Economy

I went to 2+ climate change sessions at the ASSA meetings

Peter Coy on the ASSA meetings (How the Coachella of Economics Can Survive Covid) (emphasis added):

The annual three-day meeting is the Coachella of economics. It’s a be-in and a teach-in. In place of music, art and other earthly delights, there are PowerPoint presentations featuring innovations in econometrics. Nobel laureates rub shoulders with future ones. In any given time slot there might be 60 simultaneous sessions on how economics can fight climate change or reduce income inequality or help people save for retirement or rein in the tech giants.
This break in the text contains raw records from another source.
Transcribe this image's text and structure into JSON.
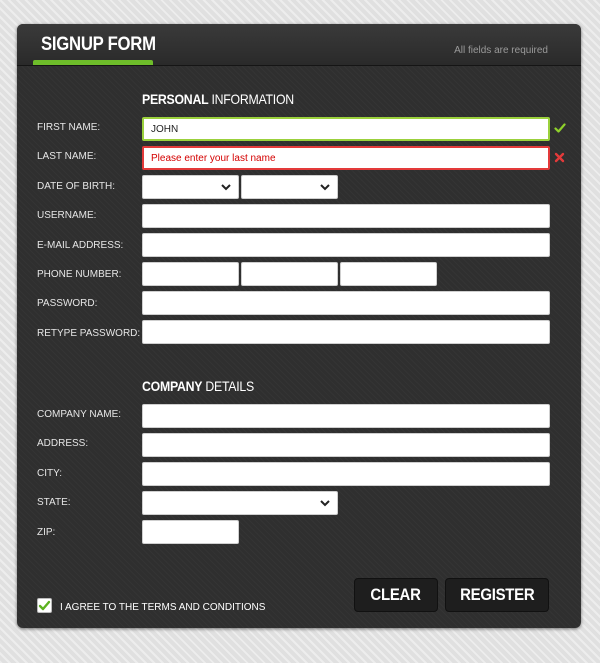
{
  "form": {
    "title": "SIGNUP FORM",
    "required_note": "All fields are required"
  },
  "personal": {
    "title_bold": "PERSONAL",
    "title_light": "INFORMATION",
    "first_name": {
      "label": "FIRST NAME:",
      "value": "JOHN",
      "status": "valid"
    },
    "last_name": {
      "label": "LAST NAME:",
      "value": "Please enter your last name",
      "status": "error"
    },
    "dob": {
      "label": "DATE OF BIRTH:"
    },
    "username": {
      "label": "USERNAME:"
    },
    "email": {
      "label": "E-MAIL ADDRESS:"
    },
    "phone": {
      "label": "PHONE NUMBER:"
    },
    "password": {
      "label": "PASSWORD:"
    },
    "retype_password": {
      "label": "RETYPE PASSWORD:"
    }
  },
  "company": {
    "title_bold": "COMPANY",
    "title_light": "DETAILS",
    "company_name": {
      "label": "COMPANY NAME:"
    },
    "address": {
      "label": "ADDRESS:"
    },
    "city": {
      "label": "CITY:"
    },
    "state": {
      "label": "STATE:"
    },
    "zip": {
      "label": "ZIP:"
    }
  },
  "actions": {
    "clear_label": "CLEAR",
    "register_label": "REGISTER"
  },
  "terms": {
    "label": "I AGREE TO THE TERMS AND CONDITIONS",
    "checked": true
  },
  "colors": {
    "accent_green": "#6ebd2a",
    "error_red": "#e33a3a",
    "panel_bg": "#2f2f2f"
  }
}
I went to three climate change sessions:

The first was a 5 loosely connected paper no discussant AEA session that I chaired on the first day. This format is something the AEA was trying to try to boost participation. The authors had heady affiliations but they were all relatively new and (much) younger than me. One of the authors got in late because of flight problems so were were left with 4 papers. We went from a 20 minute presentations with 20 minute Q&A at the end format to a 20 minute presentations followed by 10 minutes of Q&A format. The session was well attended and each of the authors had a good paper/presentation and kept to the time constraints. I vaguely understood one of the papers. 
The second was an AERE sponsored session on the social cost of carbon. It covered the work behind this paper and it was great. I vaguely understood the whole thing. One of the guys sitting next to me fell asleep.
The third was a Sunday 8am AEA session that started late because “someone was at some breakfast” (maybe not a totally accurate quote). I left and went to my backup session(s) where I heard a couple of interesting papers. I made it back to the climate session to hear a talk on a social cost of carbon where 2 huge names were co-authors on the paper. This paper was dated and disappointing. The contrast between the latter two sessions reminds me to venture outside an AERE sponsored session to hear environmental economics at a general economics conference with caution. 

Also this shout out to the SBCA (emphasis added):

For economists, this is heaven itself. In a typical year the annual meeting of the Allied Social Science Associations used to draw around 13,000 of them, of which about 30 percent represented institutions outside the United States. The American Economic Association was and is the anchor organization. There are 64 other participating organizations, including the African Finance and Economics Association, the Association of Christian Economists, the Society for Benefit-Cost Analysis and the Union for Radical Political Economics.

I also attended the lone SBCA session on addiction and had dinner with the past-president (oyster po boy at the Acme Oyster Bar — $24.99 with no sides). The SBCA recently met the membership threshold to have an ASSA session and it was a good one and better attended than some of the random ASSA sessions I wandered in to.